Tuesday, 23 April 2013

Does the State determine our ethics and our morality?

For many of us, the crux of the 'gay marriage' debate has little to do with the rights of homosexuals, but concerns the much more interesting and significant philosophical (and theological) question of the legitimacy of the attempted imposition on its citizens of a State ideology of equality, something which will be taught to children in government- funded (i.e. taxpayer- funded) state schools, regardless of parental wishes or religious tradition.  It's curious how secular thought  in the 'democratic' West has come to demand similar control over the minds and actions of children as did the totalitarian regimes of left and right of the last century.

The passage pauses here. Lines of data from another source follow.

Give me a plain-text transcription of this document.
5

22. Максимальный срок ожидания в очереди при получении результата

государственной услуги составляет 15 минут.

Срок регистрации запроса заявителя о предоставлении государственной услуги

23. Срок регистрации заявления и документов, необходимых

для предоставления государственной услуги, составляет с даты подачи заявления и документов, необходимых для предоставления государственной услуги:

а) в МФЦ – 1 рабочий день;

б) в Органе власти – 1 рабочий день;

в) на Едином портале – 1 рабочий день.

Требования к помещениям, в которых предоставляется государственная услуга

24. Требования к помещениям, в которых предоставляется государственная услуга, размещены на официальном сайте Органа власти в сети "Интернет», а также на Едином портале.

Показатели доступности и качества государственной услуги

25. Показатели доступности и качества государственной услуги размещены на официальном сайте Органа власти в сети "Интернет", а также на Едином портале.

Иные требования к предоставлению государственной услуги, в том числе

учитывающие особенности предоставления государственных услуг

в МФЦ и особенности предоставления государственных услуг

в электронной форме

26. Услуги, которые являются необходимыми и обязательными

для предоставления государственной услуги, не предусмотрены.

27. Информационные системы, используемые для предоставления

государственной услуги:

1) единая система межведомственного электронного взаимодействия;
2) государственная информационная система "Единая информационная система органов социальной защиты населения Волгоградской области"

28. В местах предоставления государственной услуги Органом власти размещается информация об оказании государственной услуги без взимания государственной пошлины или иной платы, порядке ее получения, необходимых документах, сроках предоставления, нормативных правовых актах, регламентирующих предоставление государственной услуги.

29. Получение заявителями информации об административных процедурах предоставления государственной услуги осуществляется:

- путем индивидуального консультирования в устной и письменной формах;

Read this article: it's very instructive:
...the [French] Minister of Education, Vincent Peillon, has specified that “the goal of the secular morality is to remove all family, ethnic, social and intellectual determinisms from the pupil” to “allow each pupil to be liberated,” because “the goal of the Republican education system has always been to produce a free individual”.  In the same way, the Minister of Justice, Christiane Taubira has declared to the Assembly that “in our values, education aims to relieve pupils of social and religious determinisms and make them free citizens”....
'free,' that is to think and do what the State considers appropriate...

To be nostalgic for a moment, if only there were (as someone reportedly once said'no such thing as society,' individuals and families would be free to follow the voice of conscience untrammelled by the diktats of a state-sponsored post-modernism which, while denying the very concept of truth, paradoxically and risibly tries to impose its own version of it.

1 comment:

  1. 'Free' is doubtless being used here in its Newspeak sense.